Proving frenetic is still the brand’s heartbeat, last week it ran multimedia basketball special, the Off-Court Festival, 62 live episodes of 15 minute broadcasts – live shopping product drops, panel talks and music performances – across 2 days, non-stop.

How to keep up with the pop cultural pace, and avoid burning out your own fanbase? According to Levant: “What gets harder for everyone now is all the touchpoints – TikTok, podcasts, Instagram, physical retail, Twitter. We take the huge data dump and cut through the noise by pulling the people creating the core, interesting conversations into one space. We draw from what you eat, what you read, what stimulates you visually… and extract the most pertinent aspects.” The biggest change from 2018 to now? “We thought sneakers would be our biggest category, but it’s actually the smallest. Now, it’s art, collectibles, homewares – the ‘homewares hypebeast’ market is the biggest opportunity right now”.

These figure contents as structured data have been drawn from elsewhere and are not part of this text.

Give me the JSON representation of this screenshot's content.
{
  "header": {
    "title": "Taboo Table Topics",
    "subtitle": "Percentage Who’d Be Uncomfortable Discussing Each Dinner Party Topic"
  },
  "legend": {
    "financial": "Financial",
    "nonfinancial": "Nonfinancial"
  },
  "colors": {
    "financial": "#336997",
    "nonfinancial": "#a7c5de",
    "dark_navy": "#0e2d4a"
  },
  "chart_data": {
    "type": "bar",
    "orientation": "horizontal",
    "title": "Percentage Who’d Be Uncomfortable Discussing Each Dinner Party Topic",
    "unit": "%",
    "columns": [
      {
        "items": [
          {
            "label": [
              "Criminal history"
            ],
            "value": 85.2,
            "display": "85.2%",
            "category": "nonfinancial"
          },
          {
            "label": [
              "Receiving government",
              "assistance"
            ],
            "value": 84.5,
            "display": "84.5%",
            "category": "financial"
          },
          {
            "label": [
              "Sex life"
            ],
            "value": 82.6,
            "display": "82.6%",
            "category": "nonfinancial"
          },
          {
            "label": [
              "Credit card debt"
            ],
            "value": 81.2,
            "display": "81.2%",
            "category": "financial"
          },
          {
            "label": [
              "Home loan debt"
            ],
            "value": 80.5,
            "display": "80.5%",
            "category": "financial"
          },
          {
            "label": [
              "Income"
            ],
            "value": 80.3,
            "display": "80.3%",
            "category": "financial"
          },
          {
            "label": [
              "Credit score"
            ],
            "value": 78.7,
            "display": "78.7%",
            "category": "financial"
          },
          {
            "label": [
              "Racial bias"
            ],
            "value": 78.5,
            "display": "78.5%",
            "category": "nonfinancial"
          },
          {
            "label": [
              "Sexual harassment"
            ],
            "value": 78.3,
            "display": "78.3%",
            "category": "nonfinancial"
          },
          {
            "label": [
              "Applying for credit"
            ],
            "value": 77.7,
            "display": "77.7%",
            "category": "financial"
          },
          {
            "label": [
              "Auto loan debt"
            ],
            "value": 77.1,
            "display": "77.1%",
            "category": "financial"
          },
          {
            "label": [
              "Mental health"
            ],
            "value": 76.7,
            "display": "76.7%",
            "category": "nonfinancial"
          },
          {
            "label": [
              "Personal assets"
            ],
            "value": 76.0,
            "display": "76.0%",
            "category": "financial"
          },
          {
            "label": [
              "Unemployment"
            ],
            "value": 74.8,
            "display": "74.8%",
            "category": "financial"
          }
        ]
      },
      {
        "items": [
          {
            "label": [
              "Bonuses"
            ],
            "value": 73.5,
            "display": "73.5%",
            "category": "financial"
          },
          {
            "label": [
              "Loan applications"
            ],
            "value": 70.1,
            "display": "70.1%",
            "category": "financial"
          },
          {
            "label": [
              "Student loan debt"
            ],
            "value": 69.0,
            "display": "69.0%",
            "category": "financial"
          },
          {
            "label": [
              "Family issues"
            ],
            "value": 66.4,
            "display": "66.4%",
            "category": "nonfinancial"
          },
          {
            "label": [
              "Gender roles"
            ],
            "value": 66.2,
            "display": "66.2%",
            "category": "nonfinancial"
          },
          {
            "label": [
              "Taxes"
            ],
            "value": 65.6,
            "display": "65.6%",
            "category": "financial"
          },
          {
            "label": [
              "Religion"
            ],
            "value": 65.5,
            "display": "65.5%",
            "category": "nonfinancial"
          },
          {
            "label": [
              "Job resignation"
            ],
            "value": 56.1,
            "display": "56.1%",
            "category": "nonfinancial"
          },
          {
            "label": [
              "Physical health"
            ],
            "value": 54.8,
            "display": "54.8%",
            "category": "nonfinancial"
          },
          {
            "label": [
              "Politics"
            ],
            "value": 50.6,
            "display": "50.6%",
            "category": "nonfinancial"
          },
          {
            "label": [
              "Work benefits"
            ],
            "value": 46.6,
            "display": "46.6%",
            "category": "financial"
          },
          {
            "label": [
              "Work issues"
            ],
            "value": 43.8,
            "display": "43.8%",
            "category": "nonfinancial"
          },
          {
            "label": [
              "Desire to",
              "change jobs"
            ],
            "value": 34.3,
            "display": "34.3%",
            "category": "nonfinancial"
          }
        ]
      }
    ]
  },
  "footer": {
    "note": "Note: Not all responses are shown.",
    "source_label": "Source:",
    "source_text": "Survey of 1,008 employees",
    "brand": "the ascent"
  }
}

New & Nascent: Audio Hangs, OnlyFans & XR Intimacy

What’s next on the multimedia menu for still-salivating brands and fans? In audio world, witness the frenzy surrounding drop-in audio app Clubhouse (invite only, but seemingly closed to no one). British fashion brand Ted Baker is the first to launch a content series on it, hosted by Abraxas Higgins, founder of the UK’s largest ‘club’ – 9AMINLONDON, a virtual chat room created ostensibly to start the week off right. A series of six hour-long talks will discuss the intersections of British culture and fashion, with a smattering of brand-sponsored guests.

Also look to UK-based OnlyFans, a subscriber-based site infamous for its sexual content where fans fund creators on a monthly or pay-per-view basis (think: Patreon with more kink and a swelling audience – it hit 50 million users in August 2020, up from 12 million eight months prior). Primed for a retail landscape in which marketing/communicating to niche fandoms, and the ability to sell in tiers (i.e. the more $$$, the more intimate the access) will be massive, it’s already whetted the appetite of American fashion brand Rebecca Minkoff. In February 2021 it streamed its A/W 21 show on the platform; $5-25 gave fans access exclusive to content and even the chance to talk to the lady herself.

XR broadcasts – holographic style visuals of broadcasters that deliver their wisdom in real-time – complete the current smorgasbord, taking the kind of interactive live stream broadcasts facilitated by companies likes Bambuser (used by brands like Cos and Monki) into another dimension. British technologist Beem’s app allows anyone using an iPhone camera and a green screen to be broadcast live into another person’s space (they appear on a device’s screen, scaled to fit the users’ surrounds) almost as though teleported, while US Holo2go recently upgraded a product launch by enabling British designer Tom Dixon to chat live to journalists in Sweden from his London HQ in the form of an eerie yet engaging talking head.

As Wilson says, “We are now entering an age of immediacy, intimacy, and more co-creational frugal native ‘brandvertising’ – which celebrates and elevates a wider spectrum of voices.”